Today is my mother’s birthday. It is also Pearl Harbor Day. On this day 69 years ago the United States faced a shocking and horrific attack from a country considered to be its inferior. My papou was 17-years-old that day. He was a first generation American; his father and mother had moved from Greece for a better life only to be struck down into poverty by the Great Depression. Despite this, my papou had a fulfilling childhood and took his studies very seriously. He began writing poetry when he was 16 and dreamed of playing the violin professionally. He wanted to go to college. But on December 7, 1941 everything changed for him.

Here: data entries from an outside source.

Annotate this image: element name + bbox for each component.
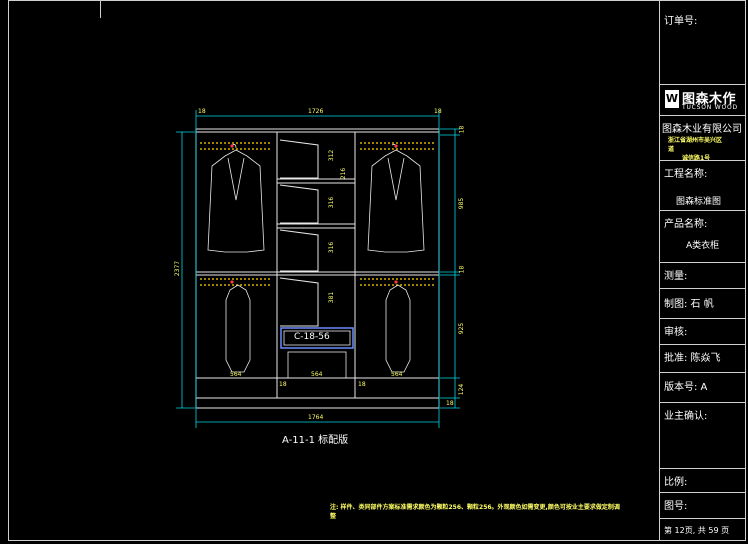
product-row: 产品名称: A类衣柜 xyxy=(660,210,746,262)
owner-label: 业主确认: xyxy=(664,411,708,422)
shirt-left xyxy=(225,284,251,373)
measure-label: 测量: xyxy=(664,271,688,282)
center-shelf-2 xyxy=(276,223,356,229)
review-label: 审核: xyxy=(664,327,688,338)
company-sub3: 诚信路1号 xyxy=(682,155,711,162)
dim-center-2: 316 xyxy=(328,196,336,209)
title-block: 订单号: W 图森木作 TUCSON WOOD 图森木业有限公司 浙江省湖州市吴… xyxy=(659,0,746,541)
dim-bottom-width: 1764 xyxy=(308,414,324,421)
drawn-label: 制图: 石 帆 xyxy=(664,299,714,310)
center-persp-1 xyxy=(279,139,319,179)
logo-mark-icon: W xyxy=(665,90,679,108)
project-value: 图森标准图 xyxy=(676,197,722,207)
top-panel xyxy=(195,128,440,133)
dim-right-1: 18 xyxy=(458,125,466,134)
logo-en: TUCSON WOOD xyxy=(682,104,738,111)
dim-right-3: 18 xyxy=(458,265,466,274)
dim-small-18: 18 xyxy=(198,108,206,115)
dim-center-4: 381 xyxy=(328,291,336,304)
approve-label: 批准: 陈焱飞 xyxy=(664,353,721,364)
company-name: 图森木业有限公司 xyxy=(662,124,742,135)
dim-inner-2: 564 xyxy=(311,371,323,378)
company-row: 图森木业有限公司 浙江省湖州市吴兴区 道 诚信路1号 xyxy=(660,120,746,162)
product-label: 产品名称: xyxy=(664,219,708,230)
measure-row: 测量: xyxy=(660,262,746,288)
dim-inner-1: 564 xyxy=(230,371,242,378)
company-sub2: 道 xyxy=(668,146,675,153)
drawing-caption: A-11-1 标配版 xyxy=(282,435,349,446)
dim-inner-4: 18 xyxy=(279,381,287,388)
project-label: 工程名称: xyxy=(664,169,708,180)
version-label: 版本号: A xyxy=(664,382,708,393)
dim-center-3: 316 xyxy=(328,241,336,254)
order-no-label: 订单号: xyxy=(664,16,698,27)
drawn-row: 制图: 石 帆 xyxy=(660,288,746,318)
logo-cn: 图森木作 xyxy=(682,92,737,107)
page-label: 第 12页, 共 59 页 xyxy=(664,526,730,535)
dim-top-width: 1726 xyxy=(308,108,324,115)
company-logo: W 图森木作 TUCSON WOOD xyxy=(660,84,746,116)
project-row: 工程名称: 图森标准图 xyxy=(660,160,746,210)
drawing-no-label: 图号: xyxy=(664,501,688,512)
bottom-kick xyxy=(195,397,440,409)
dim-inner-3: 564 xyxy=(391,371,403,378)
center-persp-3 xyxy=(279,229,319,272)
drawing-note: 注: 样件、类同部件方案标准需求颜色为颗粒256、颗粒256。外观颜色如需变更,… xyxy=(330,504,620,520)
center-persp-2 xyxy=(279,184,319,224)
owner-row: 业主确认: xyxy=(660,402,746,468)
product-value: A类衣柜 xyxy=(686,241,720,251)
drawing-frame xyxy=(8,0,746,541)
dim-center-5: 216 xyxy=(340,167,348,180)
dim-small-right: 18 xyxy=(434,108,442,115)
center-persp-4 xyxy=(279,277,319,327)
drawer-lower xyxy=(287,351,347,379)
scale-row: 比例: xyxy=(660,468,746,492)
scale-label: 比例: xyxy=(664,477,688,488)
frame-tick xyxy=(100,0,101,18)
company-sub: 浙江省湖州市吴兴区 xyxy=(668,137,723,144)
center-shelf-1 xyxy=(276,178,356,184)
dim-right-2: 985 xyxy=(458,197,466,210)
dim-right-4: 925 xyxy=(458,322,466,335)
dim-center-1: 312 xyxy=(328,149,336,162)
drawer-module xyxy=(280,327,354,349)
review-row: 审核: xyxy=(660,318,746,344)
approve-row: 批准: 陈焱飞 xyxy=(660,344,746,372)
drawing-no-row: 图号: xyxy=(660,492,746,518)
dim-inner-5: 18 xyxy=(358,381,366,388)
dim-left-height: 2377 xyxy=(174,260,182,277)
dim-right-6: 18 xyxy=(446,400,454,407)
version-row: 版本号: A xyxy=(660,372,746,402)
shirt-right xyxy=(385,284,411,373)
page-row: 第 12页, 共 59 页 xyxy=(660,518,746,541)
dim-right-5: 124 xyxy=(458,383,466,396)
order-no-row: 订单号: xyxy=(660,0,746,84)
drawer-module-label: C-18-56 xyxy=(294,332,330,342)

His reaction to the news that the U.S. had been attacked was evident by the tears pouring down his face. He knew now that his dreams of playing the violin and of going to college wouldn’t come to fruition. A month later he turned 18. Shortly thereafter, he began his military training.

My papou fought in Europe in the 20th Amored Division. During the war he became sick with hepatitis and had to spend recovery time in France. After V-E Day his unit was to be the first into Japan had Truman not made the decision to drop the atomic bomb.

Thanks to Michael Bay, most people associate Pearl Harbor with bad acting, bad writing and one really good scene that involves a parachute and Josh Hartnett’s dog tags. For me, it’s a much more personal day. Like I said before it is the day of my mom’s birth, but it is also a day where I can celebrate my papou. I can picture him as a young man, standing before a newsstand, a paper in his hand with tears streaming down his face. It is an image that reminds me that when he was young he didn’t have a choice for his future. It is an image that reminds me that even though his world crumbled that day, he slowly picked up the pieces when he finished his tour and managed to go to college, found a successful business and become the first distributor of hydra sponges in the U.S. (It’s a big deal; I promise.)

I’ve been pretty scared about what the future holds lately. I don’t know if thinking about how brave my papou was when he was my age will help, but it’s certainly worth a shot. So today I salute you, Ted Tripolitis. Even though today’s twitter feed will be bursting with jokes about all 183 minutes of the historically ambiguous pile of poo manufactured by a pre-Optimus Prime Michael Bay, I shall instead think of you and what you have sacrificed for this country and for me.

Oh, and happy birthday Mom. I love you too and am proud of your war efforts which went a bit of a different route than your father’s. You remember, when you chose to protest the Vietnam war and almost got run down by a car outside the ROTC on Tiger (previously Maryland) Avenue when you were at Mizzou?

I have quite the standard to follow.